だが、基本的な概念はそれほど変わっておらず、未だに徳丸本が第一線であるように、移り変わりが激しいWebであっても根本的な考え方はそれほど変化していない。
（しかも、最近はWebの変化が鈍化しているような…？自分のセンサーが衰えただけか？）
なので、これから出すまとめ記事から概念やキーワードを拾うことで、体系的な知識を身に着けてほしい。

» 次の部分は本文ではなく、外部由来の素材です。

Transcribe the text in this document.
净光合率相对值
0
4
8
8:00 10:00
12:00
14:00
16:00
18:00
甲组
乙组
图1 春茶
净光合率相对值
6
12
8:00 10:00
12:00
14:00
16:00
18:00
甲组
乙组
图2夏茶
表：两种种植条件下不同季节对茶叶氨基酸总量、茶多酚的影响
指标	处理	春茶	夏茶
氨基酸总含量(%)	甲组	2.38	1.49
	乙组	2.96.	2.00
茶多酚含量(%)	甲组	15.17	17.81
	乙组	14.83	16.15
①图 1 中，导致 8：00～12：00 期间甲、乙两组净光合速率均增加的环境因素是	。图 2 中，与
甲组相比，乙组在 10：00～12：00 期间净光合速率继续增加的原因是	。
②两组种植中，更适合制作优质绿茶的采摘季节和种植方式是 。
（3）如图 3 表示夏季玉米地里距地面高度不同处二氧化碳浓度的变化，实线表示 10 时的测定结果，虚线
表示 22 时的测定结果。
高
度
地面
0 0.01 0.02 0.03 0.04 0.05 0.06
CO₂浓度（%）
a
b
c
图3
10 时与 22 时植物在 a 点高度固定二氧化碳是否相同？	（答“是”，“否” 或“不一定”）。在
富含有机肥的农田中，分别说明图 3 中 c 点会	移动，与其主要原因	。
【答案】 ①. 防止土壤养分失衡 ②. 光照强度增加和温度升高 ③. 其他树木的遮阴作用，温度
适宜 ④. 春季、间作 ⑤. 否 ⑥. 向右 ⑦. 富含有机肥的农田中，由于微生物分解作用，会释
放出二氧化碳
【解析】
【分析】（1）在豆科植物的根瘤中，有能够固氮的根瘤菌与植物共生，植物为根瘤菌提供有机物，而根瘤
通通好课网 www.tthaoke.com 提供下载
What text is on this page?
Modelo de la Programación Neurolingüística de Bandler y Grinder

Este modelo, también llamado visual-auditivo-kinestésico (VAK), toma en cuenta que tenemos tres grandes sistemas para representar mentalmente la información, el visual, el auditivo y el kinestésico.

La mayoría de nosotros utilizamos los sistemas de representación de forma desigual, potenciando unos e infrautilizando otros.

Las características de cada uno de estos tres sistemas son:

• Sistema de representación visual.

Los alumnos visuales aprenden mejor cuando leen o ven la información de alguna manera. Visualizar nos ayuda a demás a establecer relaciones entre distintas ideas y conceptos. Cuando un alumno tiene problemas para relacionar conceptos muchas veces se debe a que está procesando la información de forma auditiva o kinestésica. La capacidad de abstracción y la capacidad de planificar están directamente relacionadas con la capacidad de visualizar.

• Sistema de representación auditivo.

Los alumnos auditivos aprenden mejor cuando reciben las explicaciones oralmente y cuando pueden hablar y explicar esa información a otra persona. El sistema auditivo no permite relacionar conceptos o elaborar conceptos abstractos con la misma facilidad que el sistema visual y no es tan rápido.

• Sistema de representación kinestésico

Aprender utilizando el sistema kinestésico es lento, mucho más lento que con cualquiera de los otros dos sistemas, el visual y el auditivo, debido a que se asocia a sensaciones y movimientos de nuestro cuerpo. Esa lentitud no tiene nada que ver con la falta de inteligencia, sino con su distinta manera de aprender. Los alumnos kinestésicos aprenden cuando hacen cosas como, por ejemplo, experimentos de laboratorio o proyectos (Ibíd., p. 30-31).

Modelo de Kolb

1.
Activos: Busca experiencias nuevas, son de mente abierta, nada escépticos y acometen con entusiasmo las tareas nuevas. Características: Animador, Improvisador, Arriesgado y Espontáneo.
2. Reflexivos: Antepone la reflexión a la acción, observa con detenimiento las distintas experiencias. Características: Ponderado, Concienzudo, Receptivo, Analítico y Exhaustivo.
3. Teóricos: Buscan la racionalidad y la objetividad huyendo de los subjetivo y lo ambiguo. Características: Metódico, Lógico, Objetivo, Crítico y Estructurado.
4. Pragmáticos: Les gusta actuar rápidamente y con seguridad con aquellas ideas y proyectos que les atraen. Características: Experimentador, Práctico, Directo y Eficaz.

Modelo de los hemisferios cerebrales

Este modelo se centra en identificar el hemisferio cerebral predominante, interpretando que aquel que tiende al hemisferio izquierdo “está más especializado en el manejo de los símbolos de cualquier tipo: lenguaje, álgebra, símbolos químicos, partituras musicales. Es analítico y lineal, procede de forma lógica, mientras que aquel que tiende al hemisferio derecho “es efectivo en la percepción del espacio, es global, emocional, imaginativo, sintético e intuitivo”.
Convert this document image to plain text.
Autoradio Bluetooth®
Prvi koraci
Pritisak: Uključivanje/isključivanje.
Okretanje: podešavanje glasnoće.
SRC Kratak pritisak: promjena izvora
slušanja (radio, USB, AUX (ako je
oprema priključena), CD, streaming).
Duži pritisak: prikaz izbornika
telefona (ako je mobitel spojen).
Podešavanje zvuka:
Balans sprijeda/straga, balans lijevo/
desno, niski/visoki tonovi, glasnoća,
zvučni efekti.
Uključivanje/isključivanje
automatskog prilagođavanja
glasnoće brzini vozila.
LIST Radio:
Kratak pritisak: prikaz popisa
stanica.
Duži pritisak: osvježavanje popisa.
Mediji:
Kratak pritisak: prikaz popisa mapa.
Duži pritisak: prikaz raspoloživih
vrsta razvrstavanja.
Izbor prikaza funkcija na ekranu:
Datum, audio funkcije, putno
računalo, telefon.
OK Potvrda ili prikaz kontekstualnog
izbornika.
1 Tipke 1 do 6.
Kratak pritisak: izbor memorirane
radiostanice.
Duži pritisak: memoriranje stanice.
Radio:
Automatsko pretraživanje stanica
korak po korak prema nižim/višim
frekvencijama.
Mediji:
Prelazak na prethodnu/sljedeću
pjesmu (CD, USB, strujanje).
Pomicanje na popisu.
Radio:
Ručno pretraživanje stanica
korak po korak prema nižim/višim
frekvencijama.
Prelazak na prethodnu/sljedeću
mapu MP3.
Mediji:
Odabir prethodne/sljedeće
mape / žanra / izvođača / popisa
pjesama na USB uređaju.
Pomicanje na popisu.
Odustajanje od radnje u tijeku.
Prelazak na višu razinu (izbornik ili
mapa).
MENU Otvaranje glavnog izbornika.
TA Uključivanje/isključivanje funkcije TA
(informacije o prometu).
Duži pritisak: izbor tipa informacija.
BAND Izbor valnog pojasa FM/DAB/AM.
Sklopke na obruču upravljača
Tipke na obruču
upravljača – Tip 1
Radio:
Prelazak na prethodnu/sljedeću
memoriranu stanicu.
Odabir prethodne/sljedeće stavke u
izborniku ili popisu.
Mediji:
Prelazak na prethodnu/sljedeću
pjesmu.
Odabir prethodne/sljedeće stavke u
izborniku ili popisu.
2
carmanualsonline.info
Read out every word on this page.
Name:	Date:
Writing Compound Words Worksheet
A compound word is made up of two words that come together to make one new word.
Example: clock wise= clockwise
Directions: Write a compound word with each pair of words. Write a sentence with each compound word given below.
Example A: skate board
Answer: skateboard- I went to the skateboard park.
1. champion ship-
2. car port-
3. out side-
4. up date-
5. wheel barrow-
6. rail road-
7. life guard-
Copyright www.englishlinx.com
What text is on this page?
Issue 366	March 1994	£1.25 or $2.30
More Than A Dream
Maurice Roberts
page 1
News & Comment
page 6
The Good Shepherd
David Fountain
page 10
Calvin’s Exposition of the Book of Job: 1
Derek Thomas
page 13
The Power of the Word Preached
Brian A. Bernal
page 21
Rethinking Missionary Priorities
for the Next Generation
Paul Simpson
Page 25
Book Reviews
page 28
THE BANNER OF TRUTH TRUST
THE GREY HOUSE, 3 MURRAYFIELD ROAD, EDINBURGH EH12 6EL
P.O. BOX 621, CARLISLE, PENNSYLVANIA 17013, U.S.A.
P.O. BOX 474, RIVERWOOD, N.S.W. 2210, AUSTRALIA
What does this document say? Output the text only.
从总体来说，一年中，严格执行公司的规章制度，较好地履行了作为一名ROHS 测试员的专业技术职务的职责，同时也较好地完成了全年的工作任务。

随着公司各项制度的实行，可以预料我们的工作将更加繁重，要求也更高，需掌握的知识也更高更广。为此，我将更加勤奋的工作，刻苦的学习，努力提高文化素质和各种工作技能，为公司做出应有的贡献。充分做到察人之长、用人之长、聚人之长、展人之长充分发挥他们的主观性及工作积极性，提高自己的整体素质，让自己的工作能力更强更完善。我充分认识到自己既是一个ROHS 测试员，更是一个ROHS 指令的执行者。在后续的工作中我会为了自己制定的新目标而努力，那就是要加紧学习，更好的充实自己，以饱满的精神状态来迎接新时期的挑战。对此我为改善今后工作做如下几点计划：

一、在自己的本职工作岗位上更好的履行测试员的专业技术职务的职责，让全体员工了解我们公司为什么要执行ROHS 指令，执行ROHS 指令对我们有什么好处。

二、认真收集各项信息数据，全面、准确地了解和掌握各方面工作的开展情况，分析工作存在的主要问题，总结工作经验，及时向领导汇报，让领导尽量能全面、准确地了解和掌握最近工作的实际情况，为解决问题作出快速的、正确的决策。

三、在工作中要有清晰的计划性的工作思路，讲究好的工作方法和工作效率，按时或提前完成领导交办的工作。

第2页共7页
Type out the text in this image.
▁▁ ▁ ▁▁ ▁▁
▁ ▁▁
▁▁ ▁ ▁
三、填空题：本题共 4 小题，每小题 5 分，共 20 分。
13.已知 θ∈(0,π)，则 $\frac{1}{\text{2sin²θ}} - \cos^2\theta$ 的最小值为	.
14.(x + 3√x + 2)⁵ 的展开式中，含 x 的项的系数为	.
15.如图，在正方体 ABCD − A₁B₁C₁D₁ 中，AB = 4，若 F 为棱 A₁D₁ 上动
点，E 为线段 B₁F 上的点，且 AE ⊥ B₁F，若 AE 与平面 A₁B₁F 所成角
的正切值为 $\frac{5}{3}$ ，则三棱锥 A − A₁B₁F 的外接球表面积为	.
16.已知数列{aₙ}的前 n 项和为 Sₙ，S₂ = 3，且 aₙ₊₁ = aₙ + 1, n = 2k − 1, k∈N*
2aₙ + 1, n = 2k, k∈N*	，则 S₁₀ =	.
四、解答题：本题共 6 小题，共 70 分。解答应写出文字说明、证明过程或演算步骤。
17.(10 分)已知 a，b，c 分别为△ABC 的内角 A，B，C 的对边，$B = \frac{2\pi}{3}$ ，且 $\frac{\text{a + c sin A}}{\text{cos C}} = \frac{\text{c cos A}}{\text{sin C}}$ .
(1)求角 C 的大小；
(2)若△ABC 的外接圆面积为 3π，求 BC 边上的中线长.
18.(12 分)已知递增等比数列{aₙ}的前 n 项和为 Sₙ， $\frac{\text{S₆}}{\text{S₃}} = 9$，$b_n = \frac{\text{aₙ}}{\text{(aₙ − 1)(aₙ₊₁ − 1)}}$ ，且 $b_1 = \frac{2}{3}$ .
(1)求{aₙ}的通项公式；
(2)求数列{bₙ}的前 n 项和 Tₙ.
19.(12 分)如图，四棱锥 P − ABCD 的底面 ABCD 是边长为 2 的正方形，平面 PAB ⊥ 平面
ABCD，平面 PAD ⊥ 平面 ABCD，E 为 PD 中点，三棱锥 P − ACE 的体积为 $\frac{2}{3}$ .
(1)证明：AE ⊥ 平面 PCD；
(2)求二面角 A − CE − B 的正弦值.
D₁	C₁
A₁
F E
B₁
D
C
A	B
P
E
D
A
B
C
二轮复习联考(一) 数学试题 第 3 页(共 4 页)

これだけ学習したにもかかわらず、全然勝てないのでCTFは難しいですね…

まとめ

• CTFのWebセキュリティにおけるHTTP通信まとめ（HTTP, Request Smuggling, Response Splitting, HTTP2）
• CTFのWebセキュリティにおける認証認可まわりまとめ（Cookie/Session、Authentication/Authorization、JWT、IDOR, TOTP, OAuth)
• CTFのWebセキュリティにおけるデータ形式まとめ（XML, Json, Insecure Deserialization, XXE)
• CTFのWebセキュリティにおけるSQL Injectionまとめ（MySQL/MariaDB, PostgreSQL, SQL Server)
• CTFのWebセキュリティにおけるNoSQLまとめ（Redis, MongoDB, GraphQL）
• CTFのWebセキュリティにおけるXSSまとめ（PRSSI, XFS, CSS Injection）
• CTFのWebセキュリティにおけるPath Traversal, LFI/RFI (File Upload, ZipSlip)
• CTFのWebセキュリティにおけるCRLF Injection/Header Injection
• CTFのWebセキュリティにおけるWebサーバー/インフラまとめ（Apache, nginx, IIS, CDN/Cache, CGI, Docker/Kubernetes)
• CTFのWebセキュリティにおけるCSRF/SSRF
• CTFのWebセキュリティにおけるサイドチャネル攻撃まとめ（Blind SQL Injection, XSLeak）
• CTFのWebセキュリティにおけるDNS/ドメインまとめ
• CTFのWebセキュリティにおけるCommand Injectionまとめ（Linux, Windows, RCE）
• CTFのWebセキュリティにおけるSSTIまとめ
• CTFのWebセキュリティにおけるRace Condition
• CTFのWebセキュリティにおけるPHPまとめ
• CTFのWebセキュリティにおけるJavaScript,nodejsまとめ（Prototype pollution, 難読化）
• CTFのWebセキュリティにおけるPythonまとめ
• CTFのWebセキュリティにおけるその他言語まとめ（C#, .NET, GO, Java, Perl, Ruby）
• CTFのWebセキュリティにおけるクライアント側まとめ（CSP, CORS, Web Assembly, PostMessage)
• CTFのWebセキュリティにおけるCloud問題（AWS, GCP）
• CTFのWebセキュリティにおけるPassword Cracking, ハッシュ, 暗号化
• CTFのWebセキュリティにおけるオープンリダイレクトまとめ
• CTFのWebセキュリティにおける細かな話題まとめ（Unicode, Reguler Expression, LDAP Injection, Dependency Confusion, DoS）

終わりに

さて、アドベントカレンダーとしてはこれからまとめ記事を書いていく。全く初心者向けではないので、単語をもとに調べて理解する必要がある。
いつものようにまとめているだけなので、それ以降は頑張ってくださいといういつもの感じです。
こういったキーワード集があることで、学習の指針になったり、単に知らないということだけで学習が止まってしまわないようになることを祈る。